Bunlardan daha da açığı Nahl süresindeki şu ayeti kerimedir; "... Fakat Allah'ın nimetlerine nan­körlük ettiler."

Sünnete gelince örnekler sayılamayacak kadar çoktur. Onlardan bazı örnekler:

l- "Müslümanın müslümana sövmesi fasıklık, onu öldürmesi ise "küfür"dür.

Cenab-ı Hak da şöyle buyuruyor; "...Eğer mü'minlerden iki grub birbirini öldürürlerse..." aye­te dikkat edilirse, birbirlerini öldürmekle birlikte iman sıfatı her iki grub için de belirtilmiştir. Buna göre, hadiste geçen "küfür" sözünün büyük küfür an­lamına gelmediği ortadadır.

2- "Kim babasından başkasını "baba olarak" iddia ederse, küfre girmiştir."

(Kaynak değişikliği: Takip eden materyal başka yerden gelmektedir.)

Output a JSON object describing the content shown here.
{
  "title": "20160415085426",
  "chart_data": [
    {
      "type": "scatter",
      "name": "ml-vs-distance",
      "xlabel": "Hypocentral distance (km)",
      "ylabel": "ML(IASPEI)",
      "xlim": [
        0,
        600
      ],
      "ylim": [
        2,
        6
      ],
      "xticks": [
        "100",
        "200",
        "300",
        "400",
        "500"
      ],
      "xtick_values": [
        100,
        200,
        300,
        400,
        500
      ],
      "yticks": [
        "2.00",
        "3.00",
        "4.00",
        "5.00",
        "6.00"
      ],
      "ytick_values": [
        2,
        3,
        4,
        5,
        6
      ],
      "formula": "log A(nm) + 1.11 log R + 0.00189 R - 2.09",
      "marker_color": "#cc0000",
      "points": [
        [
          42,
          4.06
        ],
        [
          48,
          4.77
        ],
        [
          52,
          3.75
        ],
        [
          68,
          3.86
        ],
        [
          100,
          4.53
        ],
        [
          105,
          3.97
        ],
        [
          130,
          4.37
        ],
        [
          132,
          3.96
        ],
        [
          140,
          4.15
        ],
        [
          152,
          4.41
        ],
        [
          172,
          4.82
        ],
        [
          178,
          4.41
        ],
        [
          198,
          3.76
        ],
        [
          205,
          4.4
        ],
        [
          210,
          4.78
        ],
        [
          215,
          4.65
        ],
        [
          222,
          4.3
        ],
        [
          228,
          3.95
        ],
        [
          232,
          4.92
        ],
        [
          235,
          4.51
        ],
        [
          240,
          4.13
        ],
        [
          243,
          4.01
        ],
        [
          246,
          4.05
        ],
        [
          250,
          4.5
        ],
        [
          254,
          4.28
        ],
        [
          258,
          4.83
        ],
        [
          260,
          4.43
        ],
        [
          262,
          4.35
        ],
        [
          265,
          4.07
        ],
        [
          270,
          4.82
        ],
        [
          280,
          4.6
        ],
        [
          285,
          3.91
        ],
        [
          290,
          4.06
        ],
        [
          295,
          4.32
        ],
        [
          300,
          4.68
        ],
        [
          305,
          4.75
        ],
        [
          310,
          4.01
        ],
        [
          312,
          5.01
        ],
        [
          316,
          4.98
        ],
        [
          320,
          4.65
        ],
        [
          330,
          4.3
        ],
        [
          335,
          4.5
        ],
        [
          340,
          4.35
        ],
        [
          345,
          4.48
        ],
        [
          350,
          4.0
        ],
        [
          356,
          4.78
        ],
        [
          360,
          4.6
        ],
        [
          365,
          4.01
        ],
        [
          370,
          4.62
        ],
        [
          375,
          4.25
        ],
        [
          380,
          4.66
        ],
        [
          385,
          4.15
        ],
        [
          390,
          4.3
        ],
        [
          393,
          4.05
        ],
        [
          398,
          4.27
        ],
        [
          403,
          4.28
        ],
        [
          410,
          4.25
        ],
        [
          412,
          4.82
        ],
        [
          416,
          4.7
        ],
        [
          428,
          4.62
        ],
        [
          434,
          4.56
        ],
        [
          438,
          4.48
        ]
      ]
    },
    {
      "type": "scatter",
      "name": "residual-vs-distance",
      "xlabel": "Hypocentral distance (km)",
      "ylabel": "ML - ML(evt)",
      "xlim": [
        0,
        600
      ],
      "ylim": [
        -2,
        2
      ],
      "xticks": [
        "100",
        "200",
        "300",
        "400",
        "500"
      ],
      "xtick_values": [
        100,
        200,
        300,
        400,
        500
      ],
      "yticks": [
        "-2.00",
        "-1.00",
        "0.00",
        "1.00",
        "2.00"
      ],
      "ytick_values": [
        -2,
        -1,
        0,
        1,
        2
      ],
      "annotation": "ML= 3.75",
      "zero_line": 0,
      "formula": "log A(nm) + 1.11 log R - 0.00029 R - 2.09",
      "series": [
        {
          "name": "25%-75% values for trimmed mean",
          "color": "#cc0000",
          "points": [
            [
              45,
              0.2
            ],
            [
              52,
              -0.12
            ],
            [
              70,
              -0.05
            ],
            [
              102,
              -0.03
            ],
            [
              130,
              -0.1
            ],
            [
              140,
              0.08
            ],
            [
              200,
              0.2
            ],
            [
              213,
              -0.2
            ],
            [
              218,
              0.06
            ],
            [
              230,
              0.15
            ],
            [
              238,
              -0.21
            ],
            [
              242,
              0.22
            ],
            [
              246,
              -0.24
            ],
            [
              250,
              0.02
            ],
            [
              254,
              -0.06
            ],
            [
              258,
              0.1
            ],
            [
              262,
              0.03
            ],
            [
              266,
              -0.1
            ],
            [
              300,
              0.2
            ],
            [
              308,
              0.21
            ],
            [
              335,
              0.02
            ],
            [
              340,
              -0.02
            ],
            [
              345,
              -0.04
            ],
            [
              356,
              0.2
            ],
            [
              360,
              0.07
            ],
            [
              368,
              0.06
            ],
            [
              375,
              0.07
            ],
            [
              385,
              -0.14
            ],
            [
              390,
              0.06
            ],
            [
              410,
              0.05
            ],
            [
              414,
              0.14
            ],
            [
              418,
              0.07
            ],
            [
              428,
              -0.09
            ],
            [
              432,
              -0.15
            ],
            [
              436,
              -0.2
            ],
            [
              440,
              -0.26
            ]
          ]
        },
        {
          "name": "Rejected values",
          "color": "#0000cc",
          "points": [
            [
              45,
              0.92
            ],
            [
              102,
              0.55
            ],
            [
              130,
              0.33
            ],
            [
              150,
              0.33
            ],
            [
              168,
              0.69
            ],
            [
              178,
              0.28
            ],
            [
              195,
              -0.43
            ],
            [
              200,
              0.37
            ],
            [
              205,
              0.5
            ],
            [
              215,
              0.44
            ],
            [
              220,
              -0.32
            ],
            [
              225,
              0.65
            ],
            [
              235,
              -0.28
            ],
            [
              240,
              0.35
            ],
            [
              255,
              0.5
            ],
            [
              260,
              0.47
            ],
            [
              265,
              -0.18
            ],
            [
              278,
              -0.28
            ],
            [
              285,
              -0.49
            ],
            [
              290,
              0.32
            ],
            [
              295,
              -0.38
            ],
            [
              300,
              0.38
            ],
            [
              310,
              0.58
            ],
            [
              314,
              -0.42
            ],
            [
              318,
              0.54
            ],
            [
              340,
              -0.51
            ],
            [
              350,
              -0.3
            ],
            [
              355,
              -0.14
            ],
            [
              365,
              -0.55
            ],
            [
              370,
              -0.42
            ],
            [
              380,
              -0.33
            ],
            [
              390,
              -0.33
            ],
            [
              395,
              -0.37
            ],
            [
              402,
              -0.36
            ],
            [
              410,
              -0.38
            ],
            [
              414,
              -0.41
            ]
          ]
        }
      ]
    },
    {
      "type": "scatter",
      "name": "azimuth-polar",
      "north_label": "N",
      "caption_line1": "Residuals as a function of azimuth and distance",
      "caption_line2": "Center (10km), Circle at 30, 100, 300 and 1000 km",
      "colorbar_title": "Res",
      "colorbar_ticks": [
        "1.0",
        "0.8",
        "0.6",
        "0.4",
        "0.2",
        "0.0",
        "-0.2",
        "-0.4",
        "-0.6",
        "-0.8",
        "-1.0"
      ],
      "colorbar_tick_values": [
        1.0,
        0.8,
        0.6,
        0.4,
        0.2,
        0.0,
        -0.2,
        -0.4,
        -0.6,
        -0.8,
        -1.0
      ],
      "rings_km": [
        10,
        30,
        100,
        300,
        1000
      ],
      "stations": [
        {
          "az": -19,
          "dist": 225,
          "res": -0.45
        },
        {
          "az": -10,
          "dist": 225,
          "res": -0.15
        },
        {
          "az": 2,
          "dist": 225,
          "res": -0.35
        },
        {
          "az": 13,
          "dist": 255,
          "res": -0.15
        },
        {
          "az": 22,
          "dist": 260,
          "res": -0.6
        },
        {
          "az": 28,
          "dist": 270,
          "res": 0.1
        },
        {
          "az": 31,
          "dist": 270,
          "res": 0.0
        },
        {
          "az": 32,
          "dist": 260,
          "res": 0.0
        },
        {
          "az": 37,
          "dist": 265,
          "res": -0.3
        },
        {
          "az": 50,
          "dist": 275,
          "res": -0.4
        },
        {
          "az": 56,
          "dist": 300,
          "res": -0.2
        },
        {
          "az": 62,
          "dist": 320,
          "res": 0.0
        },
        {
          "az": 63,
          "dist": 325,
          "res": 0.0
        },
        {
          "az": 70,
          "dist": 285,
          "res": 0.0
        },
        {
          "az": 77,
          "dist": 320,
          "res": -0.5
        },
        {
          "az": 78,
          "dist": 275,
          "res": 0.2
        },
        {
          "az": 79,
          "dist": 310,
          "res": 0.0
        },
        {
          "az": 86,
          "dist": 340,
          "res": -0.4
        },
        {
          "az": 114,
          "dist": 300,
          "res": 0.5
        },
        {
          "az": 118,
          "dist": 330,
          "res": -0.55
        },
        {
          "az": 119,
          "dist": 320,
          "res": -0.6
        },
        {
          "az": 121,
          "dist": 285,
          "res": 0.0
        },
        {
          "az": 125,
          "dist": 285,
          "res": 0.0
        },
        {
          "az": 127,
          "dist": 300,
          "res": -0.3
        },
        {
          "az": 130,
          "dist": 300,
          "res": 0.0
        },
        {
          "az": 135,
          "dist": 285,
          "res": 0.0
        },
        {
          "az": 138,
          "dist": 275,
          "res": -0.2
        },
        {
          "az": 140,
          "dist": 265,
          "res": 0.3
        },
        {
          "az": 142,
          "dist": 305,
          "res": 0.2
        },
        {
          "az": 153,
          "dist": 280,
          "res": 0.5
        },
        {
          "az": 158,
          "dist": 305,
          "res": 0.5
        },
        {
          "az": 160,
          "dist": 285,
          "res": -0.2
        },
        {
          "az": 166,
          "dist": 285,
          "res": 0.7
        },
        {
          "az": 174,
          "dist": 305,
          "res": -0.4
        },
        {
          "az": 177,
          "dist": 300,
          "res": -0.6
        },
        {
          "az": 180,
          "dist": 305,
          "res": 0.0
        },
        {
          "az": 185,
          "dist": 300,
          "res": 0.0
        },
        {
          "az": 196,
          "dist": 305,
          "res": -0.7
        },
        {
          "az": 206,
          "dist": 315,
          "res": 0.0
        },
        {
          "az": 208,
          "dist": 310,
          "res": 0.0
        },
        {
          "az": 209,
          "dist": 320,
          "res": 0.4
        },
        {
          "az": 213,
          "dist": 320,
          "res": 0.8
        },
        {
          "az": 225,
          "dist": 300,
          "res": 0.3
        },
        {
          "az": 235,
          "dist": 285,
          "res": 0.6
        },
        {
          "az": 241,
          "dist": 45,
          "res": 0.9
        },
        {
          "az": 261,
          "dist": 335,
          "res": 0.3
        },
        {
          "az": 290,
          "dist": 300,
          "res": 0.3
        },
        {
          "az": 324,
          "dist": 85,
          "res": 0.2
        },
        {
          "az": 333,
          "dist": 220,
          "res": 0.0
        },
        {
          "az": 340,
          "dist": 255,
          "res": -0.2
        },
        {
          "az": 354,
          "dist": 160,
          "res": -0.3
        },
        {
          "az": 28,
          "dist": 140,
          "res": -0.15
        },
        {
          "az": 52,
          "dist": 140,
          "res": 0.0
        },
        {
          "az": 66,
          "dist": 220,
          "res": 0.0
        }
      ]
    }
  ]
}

3- "Hz. Peygamber (s.a..v) kadınlara hitaben şöy­le buyurur;

"Tasadduk ediniz, istiğfarı çoğaltınız. Çünkü ben çoğunuzu cehennemlik olarak gördüm." Bir kadın bunun sebebini sorunca Hz. Peygamber ce­vaben şöyle buyurdu:

"Sizler çok lanet okur, ‘aşir’e küfredersiniz." Hadisteki "aşir" sözü koca anlamına gelmektedir. Hadisin bu bölümü, Müslim'in rivayeti­dir. Diğer rivayette ise bu icmalin tefsiri ve hadisin tamamı vardır. Hadisin diğer kısmı da şöyledir: "Sen onlara sürekli iyilik etsen de, onlar sana; Senden as­la bir hayır görmedim, derler." Bundan daha açık bir ifade olamaz.

Buhari'de varid olan hadisde; "...Onlar Küfreder­ler." diye buyrulmaktadır. Hz. Peygamber (s.a.v)'e;

"Onlar Allahı mı inkar ederler?" diye sorulduğunda;

"Onlar kocalarına karşı nankörlük eder, iyiliği inkar ederler." diye buyurdu.

5- Hz. Peygamber (s.a.v); "Müslüman ile küfür arasındaki ayırıcı çizgi namazı terketmektir." Buhari'nin rivayetinde "şirk" sözü vardır.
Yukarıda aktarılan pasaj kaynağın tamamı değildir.